Na Beira Baixa, a produção de castanha deverá sofrer uma quebra entre os 50 e os 75%. "Os produtores estão desanimados. Nos últimos três anos a produção tem vindo a diminuir e este outono é uma verdadeira catástrofe", conta ao CM Francisco Reis, proprietário de um souto de 2,5 hectares na aldeia de Peroviseu. "Aqui, tenho castanheiros centenários de onde tirava em média 100 quilos de castanha. Este ano se conseguir apanhar 20 é muito. A castanha está mirrada nos ouriços", diz.

Em Sernancelhe, a quebra também se sente nestes primeiros dias de apanha do fruto. "Podemos falar numa quebra na ordem dos 10 a 20%. Por termos menos oferta é natural que o preço do quilo aumente.

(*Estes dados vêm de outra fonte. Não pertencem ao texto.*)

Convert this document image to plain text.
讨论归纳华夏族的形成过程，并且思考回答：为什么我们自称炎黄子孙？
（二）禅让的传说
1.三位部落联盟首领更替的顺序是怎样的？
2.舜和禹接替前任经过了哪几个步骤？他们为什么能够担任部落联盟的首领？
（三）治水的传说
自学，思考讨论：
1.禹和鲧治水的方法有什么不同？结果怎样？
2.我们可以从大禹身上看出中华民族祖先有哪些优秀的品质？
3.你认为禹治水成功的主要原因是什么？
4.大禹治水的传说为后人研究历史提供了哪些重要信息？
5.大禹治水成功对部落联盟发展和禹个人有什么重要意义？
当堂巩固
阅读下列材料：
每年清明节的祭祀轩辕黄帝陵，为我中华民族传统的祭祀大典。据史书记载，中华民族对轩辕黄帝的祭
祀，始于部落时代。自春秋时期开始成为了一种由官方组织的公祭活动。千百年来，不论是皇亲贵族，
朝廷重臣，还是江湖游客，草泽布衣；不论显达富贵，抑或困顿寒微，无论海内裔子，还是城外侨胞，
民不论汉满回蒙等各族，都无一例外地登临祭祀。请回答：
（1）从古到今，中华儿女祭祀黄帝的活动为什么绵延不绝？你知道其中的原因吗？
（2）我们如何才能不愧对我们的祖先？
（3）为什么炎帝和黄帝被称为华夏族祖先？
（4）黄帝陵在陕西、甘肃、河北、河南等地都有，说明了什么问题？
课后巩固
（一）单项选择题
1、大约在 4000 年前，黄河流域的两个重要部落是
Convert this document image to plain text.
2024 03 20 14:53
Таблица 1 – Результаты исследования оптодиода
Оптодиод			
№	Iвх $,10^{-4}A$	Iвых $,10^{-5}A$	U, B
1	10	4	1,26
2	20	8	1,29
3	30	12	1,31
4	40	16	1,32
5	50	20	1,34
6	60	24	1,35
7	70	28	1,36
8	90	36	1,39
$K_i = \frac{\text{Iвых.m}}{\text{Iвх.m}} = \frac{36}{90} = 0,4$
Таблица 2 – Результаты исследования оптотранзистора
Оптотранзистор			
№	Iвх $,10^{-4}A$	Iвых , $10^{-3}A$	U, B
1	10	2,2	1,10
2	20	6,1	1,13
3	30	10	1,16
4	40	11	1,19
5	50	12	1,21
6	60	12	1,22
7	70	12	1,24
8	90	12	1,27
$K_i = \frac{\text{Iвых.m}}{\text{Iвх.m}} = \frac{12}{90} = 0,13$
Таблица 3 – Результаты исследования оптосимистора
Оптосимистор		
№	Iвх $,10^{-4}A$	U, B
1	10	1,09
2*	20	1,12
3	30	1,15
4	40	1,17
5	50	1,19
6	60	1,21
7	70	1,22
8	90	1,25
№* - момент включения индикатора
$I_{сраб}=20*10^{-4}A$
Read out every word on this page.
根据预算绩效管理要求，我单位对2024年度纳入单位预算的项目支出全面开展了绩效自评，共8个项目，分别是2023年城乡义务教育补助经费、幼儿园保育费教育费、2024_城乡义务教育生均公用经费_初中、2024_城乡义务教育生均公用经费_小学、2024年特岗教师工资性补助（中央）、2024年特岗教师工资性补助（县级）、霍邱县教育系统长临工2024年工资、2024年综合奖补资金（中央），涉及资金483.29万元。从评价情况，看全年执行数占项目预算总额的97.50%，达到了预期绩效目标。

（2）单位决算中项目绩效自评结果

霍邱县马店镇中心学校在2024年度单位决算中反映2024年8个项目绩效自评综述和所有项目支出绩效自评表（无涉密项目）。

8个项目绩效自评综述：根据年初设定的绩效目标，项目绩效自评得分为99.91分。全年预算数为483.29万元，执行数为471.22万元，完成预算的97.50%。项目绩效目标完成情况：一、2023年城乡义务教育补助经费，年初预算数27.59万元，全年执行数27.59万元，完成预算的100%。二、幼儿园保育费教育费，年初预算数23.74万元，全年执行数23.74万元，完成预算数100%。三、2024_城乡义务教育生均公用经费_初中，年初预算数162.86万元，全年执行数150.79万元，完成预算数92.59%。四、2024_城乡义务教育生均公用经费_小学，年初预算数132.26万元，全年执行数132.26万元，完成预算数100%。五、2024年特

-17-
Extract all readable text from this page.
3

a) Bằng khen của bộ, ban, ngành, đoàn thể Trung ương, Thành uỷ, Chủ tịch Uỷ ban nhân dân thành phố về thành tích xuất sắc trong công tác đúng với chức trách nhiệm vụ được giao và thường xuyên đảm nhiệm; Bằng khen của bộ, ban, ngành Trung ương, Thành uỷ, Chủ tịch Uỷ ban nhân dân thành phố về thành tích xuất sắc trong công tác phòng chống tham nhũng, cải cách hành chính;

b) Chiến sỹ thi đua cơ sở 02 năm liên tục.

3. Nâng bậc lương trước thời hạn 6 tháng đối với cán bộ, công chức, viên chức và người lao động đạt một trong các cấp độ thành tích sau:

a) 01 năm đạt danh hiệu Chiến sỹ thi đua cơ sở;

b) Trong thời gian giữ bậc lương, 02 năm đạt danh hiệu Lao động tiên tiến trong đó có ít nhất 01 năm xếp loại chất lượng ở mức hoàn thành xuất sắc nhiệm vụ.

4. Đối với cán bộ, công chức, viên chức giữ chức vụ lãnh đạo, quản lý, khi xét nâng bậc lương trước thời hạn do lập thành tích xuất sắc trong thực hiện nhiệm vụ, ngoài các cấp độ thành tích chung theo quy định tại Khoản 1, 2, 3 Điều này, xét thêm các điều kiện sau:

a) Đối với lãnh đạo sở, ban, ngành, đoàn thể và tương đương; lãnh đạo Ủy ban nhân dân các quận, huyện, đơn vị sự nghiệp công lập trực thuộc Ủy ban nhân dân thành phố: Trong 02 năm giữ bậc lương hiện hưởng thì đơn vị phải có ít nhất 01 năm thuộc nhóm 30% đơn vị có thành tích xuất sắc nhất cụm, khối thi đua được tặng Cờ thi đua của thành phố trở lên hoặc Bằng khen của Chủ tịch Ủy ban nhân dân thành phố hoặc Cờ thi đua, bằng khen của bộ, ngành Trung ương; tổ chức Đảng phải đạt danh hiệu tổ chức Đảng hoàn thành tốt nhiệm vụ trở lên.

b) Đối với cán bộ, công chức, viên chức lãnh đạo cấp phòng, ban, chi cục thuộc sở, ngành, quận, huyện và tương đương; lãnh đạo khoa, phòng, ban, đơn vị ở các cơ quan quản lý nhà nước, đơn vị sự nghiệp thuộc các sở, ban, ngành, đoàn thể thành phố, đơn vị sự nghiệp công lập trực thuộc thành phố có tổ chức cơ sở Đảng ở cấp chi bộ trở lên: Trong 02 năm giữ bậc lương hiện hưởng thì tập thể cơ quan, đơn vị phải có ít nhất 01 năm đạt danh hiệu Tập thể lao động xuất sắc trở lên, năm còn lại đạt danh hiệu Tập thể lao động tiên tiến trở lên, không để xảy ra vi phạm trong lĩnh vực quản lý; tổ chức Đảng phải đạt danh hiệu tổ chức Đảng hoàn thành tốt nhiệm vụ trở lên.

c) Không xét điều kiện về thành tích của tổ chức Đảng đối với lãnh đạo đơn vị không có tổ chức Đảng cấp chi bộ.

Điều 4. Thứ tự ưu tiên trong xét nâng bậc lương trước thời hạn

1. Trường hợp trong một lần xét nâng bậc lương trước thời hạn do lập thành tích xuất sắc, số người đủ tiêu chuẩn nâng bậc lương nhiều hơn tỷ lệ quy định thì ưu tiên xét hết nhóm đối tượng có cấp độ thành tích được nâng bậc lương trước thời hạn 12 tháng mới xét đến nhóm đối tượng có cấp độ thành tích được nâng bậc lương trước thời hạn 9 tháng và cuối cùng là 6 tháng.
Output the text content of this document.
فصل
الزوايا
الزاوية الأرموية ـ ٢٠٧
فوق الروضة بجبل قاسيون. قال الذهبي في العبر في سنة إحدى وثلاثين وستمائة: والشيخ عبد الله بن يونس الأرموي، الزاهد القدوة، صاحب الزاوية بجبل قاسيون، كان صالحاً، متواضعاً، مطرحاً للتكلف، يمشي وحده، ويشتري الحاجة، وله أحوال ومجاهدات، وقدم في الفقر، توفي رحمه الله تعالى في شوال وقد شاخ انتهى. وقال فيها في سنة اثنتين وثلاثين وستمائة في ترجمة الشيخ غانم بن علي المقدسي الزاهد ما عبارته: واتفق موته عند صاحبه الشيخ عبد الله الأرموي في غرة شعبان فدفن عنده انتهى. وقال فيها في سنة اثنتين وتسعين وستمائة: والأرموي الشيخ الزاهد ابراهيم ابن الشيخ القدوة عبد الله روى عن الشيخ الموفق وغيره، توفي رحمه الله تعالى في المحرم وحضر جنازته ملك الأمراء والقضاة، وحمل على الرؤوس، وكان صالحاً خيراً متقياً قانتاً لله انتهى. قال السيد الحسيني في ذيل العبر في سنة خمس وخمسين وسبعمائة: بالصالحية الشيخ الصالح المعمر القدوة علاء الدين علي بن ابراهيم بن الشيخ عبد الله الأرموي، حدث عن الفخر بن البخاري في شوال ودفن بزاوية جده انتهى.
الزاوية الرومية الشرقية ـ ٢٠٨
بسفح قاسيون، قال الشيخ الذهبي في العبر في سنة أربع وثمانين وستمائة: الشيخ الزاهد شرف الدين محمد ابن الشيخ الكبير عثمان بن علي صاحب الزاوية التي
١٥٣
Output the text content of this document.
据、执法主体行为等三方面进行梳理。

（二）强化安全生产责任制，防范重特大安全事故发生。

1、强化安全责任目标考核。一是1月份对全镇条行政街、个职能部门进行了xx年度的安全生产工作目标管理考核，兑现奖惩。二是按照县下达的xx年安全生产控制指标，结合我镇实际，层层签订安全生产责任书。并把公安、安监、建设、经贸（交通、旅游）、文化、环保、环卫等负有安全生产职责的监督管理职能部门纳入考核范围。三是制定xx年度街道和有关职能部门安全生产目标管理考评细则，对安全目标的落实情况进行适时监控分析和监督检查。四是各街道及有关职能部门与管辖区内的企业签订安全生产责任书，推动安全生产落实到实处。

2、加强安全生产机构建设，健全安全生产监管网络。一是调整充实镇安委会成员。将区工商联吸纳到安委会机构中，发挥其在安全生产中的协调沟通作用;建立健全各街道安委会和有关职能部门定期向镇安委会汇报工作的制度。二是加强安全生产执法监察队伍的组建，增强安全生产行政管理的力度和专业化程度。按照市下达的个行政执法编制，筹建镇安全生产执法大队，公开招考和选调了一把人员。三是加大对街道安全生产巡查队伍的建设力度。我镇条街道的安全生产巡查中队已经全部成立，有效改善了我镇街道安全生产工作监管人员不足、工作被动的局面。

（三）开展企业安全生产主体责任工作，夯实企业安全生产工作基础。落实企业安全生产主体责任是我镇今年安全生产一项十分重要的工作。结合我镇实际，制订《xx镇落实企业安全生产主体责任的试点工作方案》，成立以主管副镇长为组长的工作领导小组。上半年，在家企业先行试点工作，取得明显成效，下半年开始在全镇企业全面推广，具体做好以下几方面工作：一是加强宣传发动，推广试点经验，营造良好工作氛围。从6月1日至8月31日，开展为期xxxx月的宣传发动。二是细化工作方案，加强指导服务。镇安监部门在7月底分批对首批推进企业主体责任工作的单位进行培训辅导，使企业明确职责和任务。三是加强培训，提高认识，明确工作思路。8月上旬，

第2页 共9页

Este ano vou vender o quilo a quatro euros, mais caro que no ano passado", explica o produtor Fernando Santos.

"O vento forte dos últimos dias fez cair muitos ouriços, grande parte já abertos e com castanha de qualidade no interior: a martaínha é a melhor castanha do País", complementa José Augusto, 55 anos, produtor há mais de 20.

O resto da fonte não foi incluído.